This year marks an odd milestone in my life. Somewhere during the course of the year I will have lived exactly half of my life in the United Kingdom, and half of my life in North America. I can't say England and the USA because the first half contained a couple of years in Scotland (very interesting and formative years, too), and the latter almost four years in Montreal, Canada. So at some point this year I will be the ultimate transatlantic being.
Having straddled both camps for so long, I never cease to be fascinated by the cultural differences between these two major world entities. There are some things the UK does superbly, and some the US does superbly, but they are by no means the same things. Likewise, there are some things at which the UK is absolutely terrible, and those things at which the US is terrible. Again, not the same things by a long way. I could go into some detail about what I think those things are, but I'll save that for later.
The one thing that seems to be the biggest source of material for contrast, comparison and confusion, though, is language. It took an Irishman to observe that:
"England and America are two countries separated by a common language."
And indeed, I have observed many a hilarious episode when unwary travelers from one side of the pond venture to use their own terms and colloquialisms in the other. Misunderstandings can also take the form of non-verbal communication, such as the infamous George H. W. Bush trip to Australia in January 1992 where he waved two fingers at the locals with the back of his hand, not realizing that this is a deadly insult there. He should have turned his hand 180 degrees, thereby turning the gesture into the famous Winston Churchill "V for Victory" salute. It wasn't a great trip for him, as he immediately went on to Japan, where he threw up at a state dinner. Sadly, that trip wasn't the historical lowlight for the Bush family.
But I digress. The reason this post came to mind is that Bill Bryson, in his excellent book A Short History of Nearly Everything, explains the origins of the name of the light metallic element known as either aluminium or aluminum. While it is true that Americans can occasionally be linguistically lazy, and change spellings and pronunciations to make them easier (or simply get them wrong by mishearing), this is not one of those cases, although many Brits wrongly assume it is.
No, as Bryson points out, the element was "discovered" by the illustrious Sir Humphry Davy and originally named alumium (no "n" or extra "i"). This was a technically correct form for the element, containing the root and the "ium" suffix. Due to some indecisiveness on Davy's part, though, he thought better of it and renamed it alumi-N-um. At this time the Americans jumped into the aluminum business in a big way and simply adopted the name as it was at the time.
Back in the UK, though, Davy's scientist colleagues didn't care for the name, as it lacked the proper "ium" suffix, making it stand out from all those other elements like sodium, calcium, strontium, potassium, and so on. So, after the US had adopted alumi-N-um as the official name for the element, the name in the UK was changed to alumi-NI-um. Why they chose this rather than revert to Davy's original alumium is beyond me. Some compromises will just never be figured out.
So, as I have discovered over the years, it never pays to make assumptions about how these cultural differences play out.

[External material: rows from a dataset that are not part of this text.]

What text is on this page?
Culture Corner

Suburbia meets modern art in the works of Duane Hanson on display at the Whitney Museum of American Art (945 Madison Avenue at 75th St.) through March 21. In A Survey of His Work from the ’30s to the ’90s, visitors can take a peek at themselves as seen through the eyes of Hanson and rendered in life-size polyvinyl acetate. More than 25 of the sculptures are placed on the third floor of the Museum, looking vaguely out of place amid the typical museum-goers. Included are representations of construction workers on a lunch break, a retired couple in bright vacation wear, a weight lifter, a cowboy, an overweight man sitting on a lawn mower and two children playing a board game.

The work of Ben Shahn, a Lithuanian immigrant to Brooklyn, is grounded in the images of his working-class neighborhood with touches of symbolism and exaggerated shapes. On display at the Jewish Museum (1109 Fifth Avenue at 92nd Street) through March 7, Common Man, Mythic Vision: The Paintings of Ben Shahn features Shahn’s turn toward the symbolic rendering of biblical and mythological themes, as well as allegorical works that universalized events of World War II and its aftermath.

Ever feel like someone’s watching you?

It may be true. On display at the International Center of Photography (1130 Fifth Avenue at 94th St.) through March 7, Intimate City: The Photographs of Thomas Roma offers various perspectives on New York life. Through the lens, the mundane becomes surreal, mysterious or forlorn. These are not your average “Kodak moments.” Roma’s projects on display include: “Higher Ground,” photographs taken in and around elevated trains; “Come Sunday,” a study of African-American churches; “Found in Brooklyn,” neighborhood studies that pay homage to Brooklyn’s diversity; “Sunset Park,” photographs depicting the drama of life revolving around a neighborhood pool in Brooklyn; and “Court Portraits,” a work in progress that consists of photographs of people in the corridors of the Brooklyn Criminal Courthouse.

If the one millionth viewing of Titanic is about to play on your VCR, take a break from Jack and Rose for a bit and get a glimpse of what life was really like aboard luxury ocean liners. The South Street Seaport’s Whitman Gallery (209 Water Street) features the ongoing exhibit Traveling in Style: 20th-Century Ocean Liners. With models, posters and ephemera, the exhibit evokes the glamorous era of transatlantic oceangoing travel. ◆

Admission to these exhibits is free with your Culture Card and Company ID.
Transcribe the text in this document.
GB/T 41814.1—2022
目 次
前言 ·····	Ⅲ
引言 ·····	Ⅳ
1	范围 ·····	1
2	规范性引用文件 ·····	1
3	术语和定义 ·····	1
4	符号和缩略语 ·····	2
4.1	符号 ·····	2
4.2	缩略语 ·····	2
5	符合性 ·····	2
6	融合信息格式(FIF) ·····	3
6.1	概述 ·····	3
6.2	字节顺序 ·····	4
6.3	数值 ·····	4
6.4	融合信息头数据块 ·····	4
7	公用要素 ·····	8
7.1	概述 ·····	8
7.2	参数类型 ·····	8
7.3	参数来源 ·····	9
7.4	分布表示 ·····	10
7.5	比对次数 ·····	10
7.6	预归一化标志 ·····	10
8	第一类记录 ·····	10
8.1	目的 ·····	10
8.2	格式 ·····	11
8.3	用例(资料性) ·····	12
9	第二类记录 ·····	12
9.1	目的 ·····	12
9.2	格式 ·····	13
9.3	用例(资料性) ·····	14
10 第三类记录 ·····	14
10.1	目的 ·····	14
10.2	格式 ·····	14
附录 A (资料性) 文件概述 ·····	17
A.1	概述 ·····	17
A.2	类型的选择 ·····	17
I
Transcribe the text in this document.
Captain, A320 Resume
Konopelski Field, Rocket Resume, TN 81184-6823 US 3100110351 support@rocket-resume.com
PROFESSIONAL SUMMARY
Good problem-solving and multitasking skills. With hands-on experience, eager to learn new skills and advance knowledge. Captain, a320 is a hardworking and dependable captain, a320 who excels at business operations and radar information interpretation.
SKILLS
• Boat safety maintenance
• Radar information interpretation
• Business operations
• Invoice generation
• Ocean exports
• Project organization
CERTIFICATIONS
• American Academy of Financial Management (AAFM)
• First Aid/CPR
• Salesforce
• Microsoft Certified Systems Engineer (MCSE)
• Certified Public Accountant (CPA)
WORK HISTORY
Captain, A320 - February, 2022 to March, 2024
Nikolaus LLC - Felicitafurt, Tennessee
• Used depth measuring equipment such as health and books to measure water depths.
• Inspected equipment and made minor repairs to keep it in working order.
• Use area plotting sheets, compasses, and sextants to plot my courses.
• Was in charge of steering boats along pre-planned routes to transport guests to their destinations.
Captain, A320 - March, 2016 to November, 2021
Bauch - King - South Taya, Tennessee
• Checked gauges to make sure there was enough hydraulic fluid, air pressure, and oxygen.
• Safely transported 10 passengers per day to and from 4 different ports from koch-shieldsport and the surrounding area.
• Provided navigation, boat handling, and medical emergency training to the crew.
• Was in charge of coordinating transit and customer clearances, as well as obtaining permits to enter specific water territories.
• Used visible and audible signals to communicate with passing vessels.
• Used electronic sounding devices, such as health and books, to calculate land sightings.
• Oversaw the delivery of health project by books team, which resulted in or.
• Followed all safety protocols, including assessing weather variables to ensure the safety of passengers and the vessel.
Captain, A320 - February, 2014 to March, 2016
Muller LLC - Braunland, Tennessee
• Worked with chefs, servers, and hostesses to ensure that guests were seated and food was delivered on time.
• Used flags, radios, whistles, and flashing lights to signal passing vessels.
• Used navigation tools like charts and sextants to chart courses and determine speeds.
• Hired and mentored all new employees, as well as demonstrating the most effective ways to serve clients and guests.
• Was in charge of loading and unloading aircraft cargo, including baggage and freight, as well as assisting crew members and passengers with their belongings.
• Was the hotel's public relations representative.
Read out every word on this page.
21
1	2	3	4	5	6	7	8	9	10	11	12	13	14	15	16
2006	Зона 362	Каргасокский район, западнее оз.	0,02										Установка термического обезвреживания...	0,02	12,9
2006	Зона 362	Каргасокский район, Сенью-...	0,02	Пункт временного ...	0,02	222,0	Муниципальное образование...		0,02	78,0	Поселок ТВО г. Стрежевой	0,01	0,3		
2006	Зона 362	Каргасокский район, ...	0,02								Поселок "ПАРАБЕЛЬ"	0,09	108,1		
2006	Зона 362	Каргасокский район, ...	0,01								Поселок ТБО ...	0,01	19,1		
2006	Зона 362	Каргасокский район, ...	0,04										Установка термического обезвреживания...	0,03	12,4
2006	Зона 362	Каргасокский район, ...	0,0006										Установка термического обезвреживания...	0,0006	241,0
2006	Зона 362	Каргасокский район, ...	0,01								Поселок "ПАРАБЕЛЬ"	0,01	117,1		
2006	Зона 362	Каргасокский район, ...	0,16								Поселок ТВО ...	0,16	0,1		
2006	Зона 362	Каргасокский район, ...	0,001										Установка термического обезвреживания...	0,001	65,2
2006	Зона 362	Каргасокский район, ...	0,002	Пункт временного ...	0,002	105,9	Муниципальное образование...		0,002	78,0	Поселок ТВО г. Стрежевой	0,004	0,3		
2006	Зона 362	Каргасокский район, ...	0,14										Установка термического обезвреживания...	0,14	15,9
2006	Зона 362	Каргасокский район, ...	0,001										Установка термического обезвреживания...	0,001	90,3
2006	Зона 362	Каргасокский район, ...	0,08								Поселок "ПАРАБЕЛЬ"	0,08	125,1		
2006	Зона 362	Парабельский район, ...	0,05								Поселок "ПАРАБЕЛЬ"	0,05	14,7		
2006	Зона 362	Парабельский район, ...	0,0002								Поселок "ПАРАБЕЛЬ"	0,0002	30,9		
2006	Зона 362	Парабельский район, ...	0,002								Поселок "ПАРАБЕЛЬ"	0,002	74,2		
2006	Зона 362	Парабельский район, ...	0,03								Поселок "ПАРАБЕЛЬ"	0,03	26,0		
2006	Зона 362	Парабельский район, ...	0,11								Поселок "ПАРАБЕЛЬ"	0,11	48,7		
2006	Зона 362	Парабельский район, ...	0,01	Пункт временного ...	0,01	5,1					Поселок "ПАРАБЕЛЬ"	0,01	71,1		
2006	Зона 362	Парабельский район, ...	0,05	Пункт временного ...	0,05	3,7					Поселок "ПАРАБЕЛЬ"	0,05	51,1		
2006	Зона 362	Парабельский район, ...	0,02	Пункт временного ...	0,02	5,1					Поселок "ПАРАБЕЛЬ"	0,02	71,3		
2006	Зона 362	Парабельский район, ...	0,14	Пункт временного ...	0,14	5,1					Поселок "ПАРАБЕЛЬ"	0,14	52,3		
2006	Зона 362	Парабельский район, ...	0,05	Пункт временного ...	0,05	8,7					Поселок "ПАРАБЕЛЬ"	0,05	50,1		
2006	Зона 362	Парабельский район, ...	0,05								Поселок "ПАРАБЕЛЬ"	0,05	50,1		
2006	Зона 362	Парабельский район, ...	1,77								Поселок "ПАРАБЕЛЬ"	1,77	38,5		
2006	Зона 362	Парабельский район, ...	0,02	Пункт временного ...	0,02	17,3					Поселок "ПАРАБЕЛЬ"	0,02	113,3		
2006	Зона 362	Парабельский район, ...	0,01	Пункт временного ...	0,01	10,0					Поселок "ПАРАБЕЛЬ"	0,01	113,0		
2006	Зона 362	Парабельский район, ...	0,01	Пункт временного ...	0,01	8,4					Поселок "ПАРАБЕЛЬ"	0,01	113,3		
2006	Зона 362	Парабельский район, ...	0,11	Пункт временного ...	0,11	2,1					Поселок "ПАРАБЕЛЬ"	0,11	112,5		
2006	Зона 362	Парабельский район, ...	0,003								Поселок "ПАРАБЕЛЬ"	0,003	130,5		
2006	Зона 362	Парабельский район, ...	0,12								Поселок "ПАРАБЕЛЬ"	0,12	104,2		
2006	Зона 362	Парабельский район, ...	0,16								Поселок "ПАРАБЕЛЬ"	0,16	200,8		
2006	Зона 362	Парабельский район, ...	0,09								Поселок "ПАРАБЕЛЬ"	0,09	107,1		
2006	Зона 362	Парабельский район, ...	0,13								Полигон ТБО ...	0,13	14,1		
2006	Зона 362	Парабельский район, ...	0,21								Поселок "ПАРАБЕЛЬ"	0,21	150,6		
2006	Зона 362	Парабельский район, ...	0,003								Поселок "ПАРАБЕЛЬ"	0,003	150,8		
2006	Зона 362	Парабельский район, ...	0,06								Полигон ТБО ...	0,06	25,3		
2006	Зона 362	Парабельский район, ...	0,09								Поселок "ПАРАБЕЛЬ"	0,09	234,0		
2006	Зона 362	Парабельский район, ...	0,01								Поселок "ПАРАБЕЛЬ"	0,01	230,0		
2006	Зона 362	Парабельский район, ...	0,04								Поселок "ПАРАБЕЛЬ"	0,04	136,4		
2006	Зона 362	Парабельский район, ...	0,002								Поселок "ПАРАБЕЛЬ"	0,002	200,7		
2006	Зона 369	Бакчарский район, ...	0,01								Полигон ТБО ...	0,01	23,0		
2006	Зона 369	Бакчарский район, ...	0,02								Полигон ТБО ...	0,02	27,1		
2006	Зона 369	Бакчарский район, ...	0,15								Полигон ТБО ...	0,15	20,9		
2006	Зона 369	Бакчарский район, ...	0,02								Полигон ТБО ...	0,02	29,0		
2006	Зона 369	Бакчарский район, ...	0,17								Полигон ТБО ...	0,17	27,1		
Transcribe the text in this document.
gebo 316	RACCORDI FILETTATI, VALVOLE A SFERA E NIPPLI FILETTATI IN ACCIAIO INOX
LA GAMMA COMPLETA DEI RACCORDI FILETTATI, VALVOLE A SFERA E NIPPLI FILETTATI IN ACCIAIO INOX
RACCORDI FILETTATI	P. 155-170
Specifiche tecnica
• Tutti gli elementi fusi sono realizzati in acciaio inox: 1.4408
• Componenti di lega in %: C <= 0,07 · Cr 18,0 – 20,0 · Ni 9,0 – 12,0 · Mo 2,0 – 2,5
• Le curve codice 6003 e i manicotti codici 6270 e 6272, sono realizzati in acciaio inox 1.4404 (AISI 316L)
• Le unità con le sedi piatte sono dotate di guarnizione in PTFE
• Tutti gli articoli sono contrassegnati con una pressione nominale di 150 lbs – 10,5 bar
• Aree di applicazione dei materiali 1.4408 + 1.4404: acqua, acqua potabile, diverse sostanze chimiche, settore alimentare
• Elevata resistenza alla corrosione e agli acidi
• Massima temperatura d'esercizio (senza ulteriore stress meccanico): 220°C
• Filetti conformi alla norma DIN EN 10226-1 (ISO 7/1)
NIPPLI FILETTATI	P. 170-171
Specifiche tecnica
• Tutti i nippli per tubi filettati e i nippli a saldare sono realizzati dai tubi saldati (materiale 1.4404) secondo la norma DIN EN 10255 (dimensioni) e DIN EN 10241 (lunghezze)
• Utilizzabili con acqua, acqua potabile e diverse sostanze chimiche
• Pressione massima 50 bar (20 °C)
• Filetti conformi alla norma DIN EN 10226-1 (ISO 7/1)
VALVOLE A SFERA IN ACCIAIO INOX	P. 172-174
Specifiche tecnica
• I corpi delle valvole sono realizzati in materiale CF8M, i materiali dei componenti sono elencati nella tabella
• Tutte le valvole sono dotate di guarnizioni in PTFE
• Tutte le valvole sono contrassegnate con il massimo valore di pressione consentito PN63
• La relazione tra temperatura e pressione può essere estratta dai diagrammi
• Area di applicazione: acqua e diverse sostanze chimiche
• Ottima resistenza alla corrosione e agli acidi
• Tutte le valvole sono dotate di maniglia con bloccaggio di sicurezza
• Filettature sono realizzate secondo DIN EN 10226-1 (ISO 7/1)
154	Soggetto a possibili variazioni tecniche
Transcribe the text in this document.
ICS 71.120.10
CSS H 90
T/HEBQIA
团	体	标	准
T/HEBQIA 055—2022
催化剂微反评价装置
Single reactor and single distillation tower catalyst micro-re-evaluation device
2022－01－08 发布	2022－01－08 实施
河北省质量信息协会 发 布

The aluminum/aluminium debate is of particular relevance to me in my line of work as the vast majority of commercial airplanes (or aeroplanes, as the Brits so quaintly put it) are made of aluminum. There aren't any British commercial airplanes any more, so I think I'm safe in using the US term. Let's not even get into the whole French thing with Airbus...
As a final footnote, there's apparently no truth to the rumor that, with the aircraft (transatlantic neutral word) industry moving to carbon composite structure, the UK is proposing renaming the element carbon, "carbonium", or even "carboninium", although the latter has a certain charm.